The Good Thief is a great, shocking adventure that's written like a fairy tale, and is as unsettling as any stories from the brothers Grimm. Hannah Tinti's style is smooth and light, deceptively so: the reader is drawn into her unsettling world and can't stop reading.
Ren is an orphan in Colonial New England. He has, mysteriously, only one hand, as the other has been taken off and the wound stitched carefully. He knows his name by the cloth that was with him when he was pushed through the monks' gate at the monastery, a bit of cloth that had embroidered on it three letters: R E N.
In his twelfth year, a stranger, Benjamin Nab, comes to the monastery looking for his brother, and when he finds Ren, with his one hand, the stranger tells the monks a fantastic story about Indian kidnappings and Ren's doomed mother chopping off his hand to keep him from being taken. The monks send the boy away with Nab, who soon reveals that he is a liar and a grave robber.
The characters and city settings of this fascinating tale are very much, as others have said, in the style of Dickens, as is the moral dilemma of Ren, the good boy who must become a thief to survive.

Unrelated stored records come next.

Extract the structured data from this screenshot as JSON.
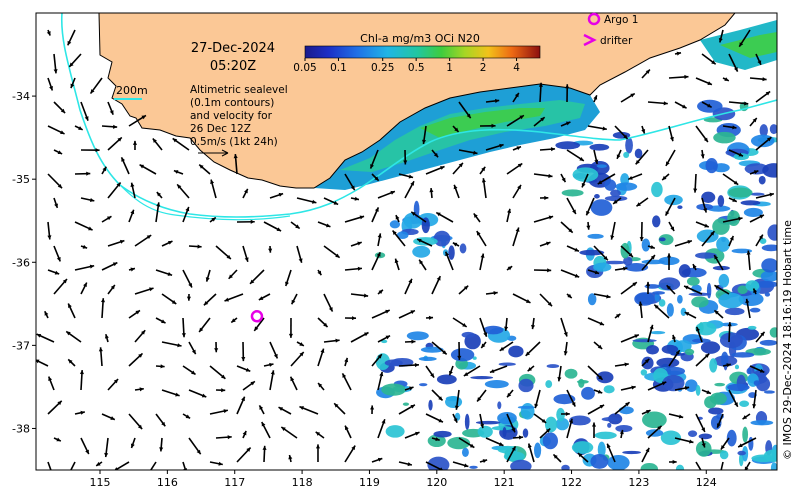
{
  "map": {
    "date": "27-Dec-2024",
    "time": "05:20Z",
    "colorbar": {
      "title": "Chl-a mg/m3 OCi N20",
      "ticks": [
        "0.05",
        "0.1",
        "0.25",
        "0.5",
        "1",
        "2",
        "4"
      ]
    },
    "legend": {
      "argo_label": "Argo 1",
      "drifter_label": "drifter",
      "contour_label": "200m"
    },
    "altimetry_note": [
      "Altimetric sealevel",
      "(0.1m contours)",
      "and velocity for",
      "26 Dec 12Z",
      "0.5m/s (1kt 24h)"
    ],
    "credit": "© IMOS 29-Dec-2024 18:16:19 Hobart time",
    "lon_ticks": [
      "115",
      "116",
      "117",
      "118",
      "119",
      "120",
      "121",
      "122",
      "123",
      "124"
    ],
    "lat_ticks": [
      "-34",
      "-35",
      "-36",
      "-37",
      "-38"
    ],
    "extent": {
      "lon": [
        114.05,
        125.05
      ],
      "lat": [
        -38.5,
        -33.0
      ]
    },
    "argo_float": {
      "lon": 117.33,
      "lat": -36.65
    },
    "colors": {
      "land": "#fbc896",
      "coast": "#000000",
      "contour_200m": "#2ee6e6",
      "argo": "#e600e6",
      "arrow": "#000000"
    }
  }
}
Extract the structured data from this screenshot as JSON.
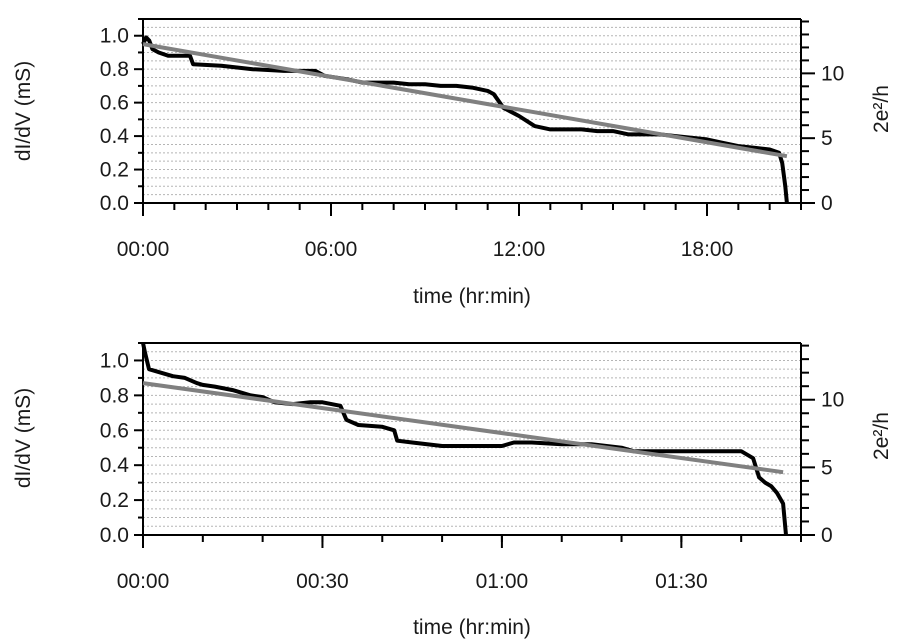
{
  "chart_data": [
    {
      "type": "line",
      "xlabel": "time (hr:min)",
      "ylabel": "dI/dV (mS)",
      "y2label": "2e²/h",
      "x_tick_labels": [
        "00:00",
        "06:00",
        "12:00",
        "18:00"
      ],
      "x_ticks_hours": [
        0,
        6,
        12,
        18
      ],
      "xlim_hours": [
        0,
        21
      ],
      "ylim": [
        0,
        1.1
      ],
      "y_ticks": [
        0.0,
        0.2,
        0.4,
        0.6,
        0.8,
        1.0
      ],
      "y_tick_labels": [
        "0.0",
        "0.2",
        "0.4",
        "0.6",
        "0.8",
        "1.0"
      ],
      "y2_ticks": [
        0,
        5,
        10
      ],
      "y2_tick_labels": [
        "0",
        "5",
        "10"
      ],
      "y2_scale_mS_per_unit": 0.0775,
      "grid": true,
      "series": [
        {
          "role": "data",
          "color": "#000000",
          "x": [
            0.0,
            0.1,
            0.2,
            0.3,
            0.5,
            0.8,
            1.5,
            1.6,
            2.5,
            3.5,
            4.5,
            5.5,
            5.8,
            6.5,
            7.0,
            7.5,
            8.0,
            8.5,
            9.0,
            9.5,
            10.0,
            10.5,
            11.0,
            11.2,
            11.5,
            12.0,
            12.5,
            13.0,
            13.5,
            14.0,
            14.5,
            15.0,
            15.5,
            16.0,
            16.5,
            17.0,
            17.5,
            18.0,
            18.5,
            19.0,
            19.5,
            20.0,
            20.3,
            20.4,
            20.5,
            20.55
          ],
          "y": [
            0.95,
            0.99,
            0.97,
            0.92,
            0.9,
            0.88,
            0.88,
            0.83,
            0.82,
            0.8,
            0.79,
            0.79,
            0.76,
            0.74,
            0.72,
            0.72,
            0.72,
            0.71,
            0.71,
            0.7,
            0.7,
            0.69,
            0.67,
            0.65,
            0.57,
            0.52,
            0.46,
            0.44,
            0.44,
            0.44,
            0.43,
            0.43,
            0.41,
            0.41,
            0.41,
            0.4,
            0.39,
            0.38,
            0.36,
            0.34,
            0.33,
            0.32,
            0.3,
            0.24,
            0.1,
            0.0
          ]
        },
        {
          "role": "fit",
          "color": "#808080",
          "x": [
            0.0,
            20.55
          ],
          "y": [
            0.95,
            0.28
          ]
        }
      ]
    },
    {
      "type": "line",
      "xlabel": "time (hr:min)",
      "ylabel": "dI/dV (mS)",
      "y2label": "2e²/h",
      "x_tick_labels": [
        "00:00",
        "00:30",
        "01:00",
        "01:30"
      ],
      "x_ticks_minutes": [
        0,
        30,
        60,
        90
      ],
      "xlim_minutes": [
        0,
        110
      ],
      "ylim": [
        0,
        1.1
      ],
      "y_ticks": [
        0.0,
        0.2,
        0.4,
        0.6,
        0.8,
        1.0
      ],
      "y_tick_labels": [
        "0.0",
        "0.2",
        "0.4",
        "0.6",
        "0.8",
        "1.0"
      ],
      "y2_ticks": [
        0,
        5,
        10
      ],
      "y2_tick_labels": [
        "0",
        "5",
        "10"
      ],
      "y2_scale_mS_per_unit": 0.0775,
      "grid": true,
      "series": [
        {
          "role": "data",
          "color": "#000000",
          "x": [
            0.0,
            0.3,
            1.0,
            3.0,
            5.0,
            7.0,
            9.0,
            10.0,
            12.0,
            15.0,
            18.0,
            20.0,
            22.0,
            25.0,
            28.0,
            30.0,
            33.0,
            34.0,
            36.0,
            40.0,
            42.0,
            42.5,
            45.0,
            50.0,
            55.0,
            60.0,
            62.0,
            65.0,
            70.0,
            75.0,
            80.0,
            82.0,
            85.0,
            90.0,
            95.0,
            100.0,
            102.0,
            103.0,
            104.0,
            105.0,
            106.0,
            107.0,
            107.5
          ],
          "y": [
            1.1,
            1.05,
            0.95,
            0.93,
            0.91,
            0.9,
            0.87,
            0.86,
            0.85,
            0.83,
            0.8,
            0.79,
            0.76,
            0.75,
            0.76,
            0.76,
            0.74,
            0.66,
            0.63,
            0.62,
            0.6,
            0.54,
            0.53,
            0.51,
            0.51,
            0.51,
            0.53,
            0.53,
            0.52,
            0.52,
            0.5,
            0.48,
            0.48,
            0.48,
            0.48,
            0.48,
            0.44,
            0.33,
            0.3,
            0.28,
            0.24,
            0.18,
            0.0
          ]
        },
        {
          "role": "fit",
          "color": "#808080",
          "x": [
            0.0,
            107.0
          ],
          "y": [
            0.87,
            0.36
          ]
        }
      ]
    }
  ]
}
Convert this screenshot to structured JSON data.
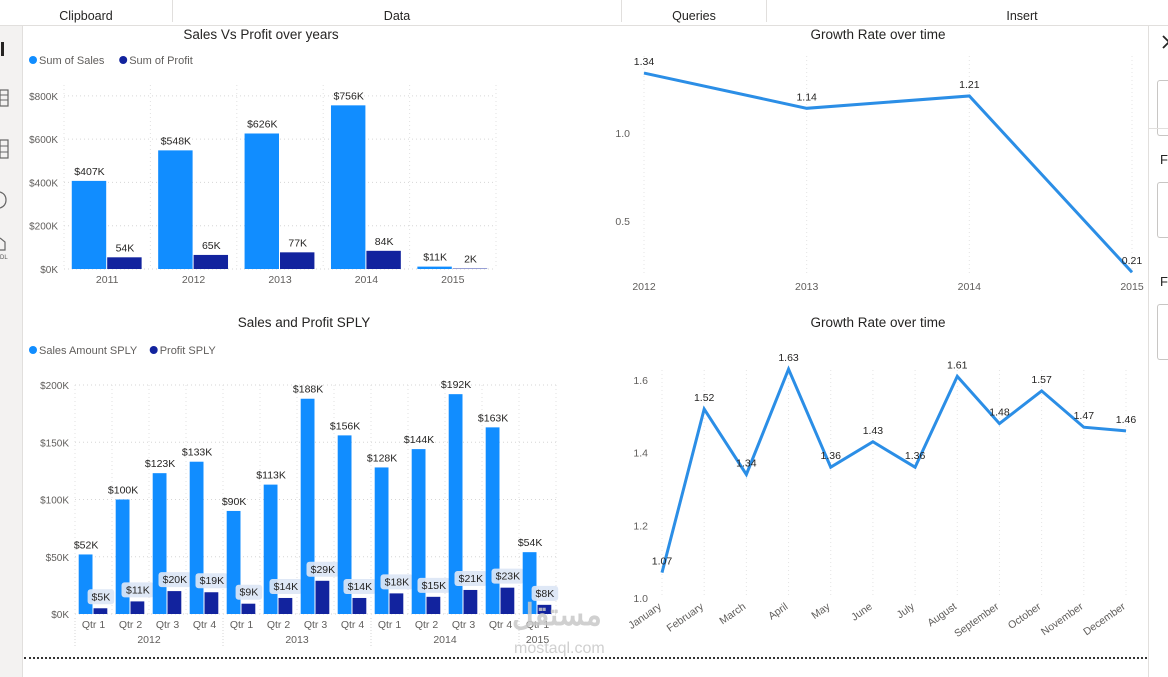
{
  "ribbon": {
    "groups": [
      {
        "label": "Clipboard"
      },
      {
        "label": "Data"
      },
      {
        "label": "Queries"
      },
      {
        "label": "Insert"
      }
    ]
  },
  "right_pane": {
    "label_1": "Fi",
    "label_2": "Fi"
  },
  "watermark": {
    "arabic": "مستقل",
    "latin": "mostaql.com"
  },
  "colors": {
    "sales": "#118dff",
    "profit": "#12239e",
    "line": "#2b8ee6"
  },
  "chart_data": [
    {
      "id": "sales-vs-profit",
      "type": "bar",
      "title": "Sales Vs Profit over years",
      "legend_position": "top-left",
      "categories": [
        "2011",
        "2012",
        "2013",
        "2014",
        "2015"
      ],
      "series": [
        {
          "name": "Sum of Sales",
          "values": [
            407,
            548,
            626,
            756,
            11
          ],
          "labels": [
            "$407K",
            "$548K",
            "$626K",
            "$756K",
            "$11K"
          ]
        },
        {
          "name": "Sum of Profit",
          "values": [
            54,
            65,
            77,
            84,
            2
          ],
          "labels": [
            "54K",
            "65K",
            "77K",
            "84K",
            "2K"
          ]
        }
      ],
      "yticks": [
        0,
        200,
        400,
        600,
        800
      ],
      "ytick_labels": [
        "$0K",
        "$200K",
        "$400K",
        "$600K",
        "$800K"
      ],
      "ylim": [
        0,
        850
      ]
    },
    {
      "id": "growth-yearly",
      "type": "line",
      "title": "Growth Rate over time",
      "categories": [
        "2012",
        "2013",
        "2014",
        "2015"
      ],
      "values": [
        1.34,
        1.14,
        1.21,
        0.21
      ],
      "labels": [
        "1.34",
        "1.14",
        "1.21",
        "0.21"
      ],
      "yticks": [
        0.5,
        1.0
      ],
      "ytick_labels": [
        "0.5",
        "1.0"
      ],
      "ylim": [
        0.2,
        1.38
      ]
    },
    {
      "id": "sales-profit-sply",
      "type": "bar",
      "title": "Sales and Profit SPLY",
      "legend_position": "top-left",
      "categories": [
        "Qtr 1",
        "Qtr 2",
        "Qtr 3",
        "Qtr 4",
        "Qtr 1",
        "Qtr 2",
        "Qtr 3",
        "Qtr 4",
        "Qtr 1",
        "Qtr 2",
        "Qtr 3",
        "Qtr 4",
        "Qtr 1"
      ],
      "groups": [
        {
          "label": "2012",
          "span": 4
        },
        {
          "label": "2013",
          "span": 4
        },
        {
          "label": "2014",
          "span": 4
        },
        {
          "label": "2015",
          "span": 1
        }
      ],
      "series": [
        {
          "name": "Sales Amount SPLY",
          "values": [
            52,
            100,
            123,
            133,
            90,
            113,
            188,
            156,
            128,
            144,
            192,
            163,
            54
          ],
          "labels": [
            "$52K",
            "$100K",
            "$123K",
            "$133K",
            "$90K",
            "$113K",
            "$188K",
            "$156K",
            "$128K",
            "$144K",
            "$192K",
            "$163K",
            "$54K"
          ]
        },
        {
          "name": "Profit SPLY",
          "values": [
            5,
            11,
            20,
            19,
            9,
            14,
            29,
            14,
            18,
            15,
            21,
            23,
            8
          ],
          "labels": [
            "$5K",
            "$11K",
            "$20K",
            "$19K",
            "$9K",
            "$14K",
            "$29K",
            "$14K",
            "$18K",
            "$15K",
            "$21K",
            "$23K",
            "$8K"
          ]
        }
      ],
      "yticks": [
        0,
        50,
        100,
        150,
        200
      ],
      "ytick_labels": [
        "$0K",
        "$50K",
        "$100K",
        "$150K",
        "$200K"
      ],
      "ylim": [
        0,
        200
      ]
    },
    {
      "id": "growth-monthly",
      "type": "line",
      "title": "Growth Rate over time",
      "categories": [
        "January",
        "February",
        "March",
        "April",
        "May",
        "June",
        "July",
        "August",
        "September",
        "October",
        "November",
        "December"
      ],
      "values": [
        1.07,
        1.52,
        1.34,
        1.63,
        1.36,
        1.43,
        1.36,
        1.61,
        1.48,
        1.57,
        1.47,
        1.46
      ],
      "labels": [
        "1.07",
        "1.52",
        "1.34",
        "1.63",
        "1.36",
        "1.43",
        "1.36",
        "1.61",
        "1.48",
        "1.57",
        "1.47",
        "1.46"
      ],
      "yticks": [
        1.0,
        1.2,
        1.4,
        1.6
      ],
      "ytick_labels": [
        "1.0",
        "1.2",
        "1.4",
        "1.6"
      ],
      "ylim": [
        1.0,
        1.6
      ]
    }
  ]
}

Ren must also endure many horrors, and meet many wonderful and loathesome characters, from a chimney climbing dwarf to the deaf and loving Mrs. Sand, to the dentists who buy dead people's teeth--what amazing adventures he will have before the satisfying ending.
The Good Thief is a fine and vivid three-hundred page fairy tale that's considered young adult reading--I suppose young people, now used to vampire love and lust, will find grave-robbing light reading. I think it's a great, bloody, robust book for grownups, too.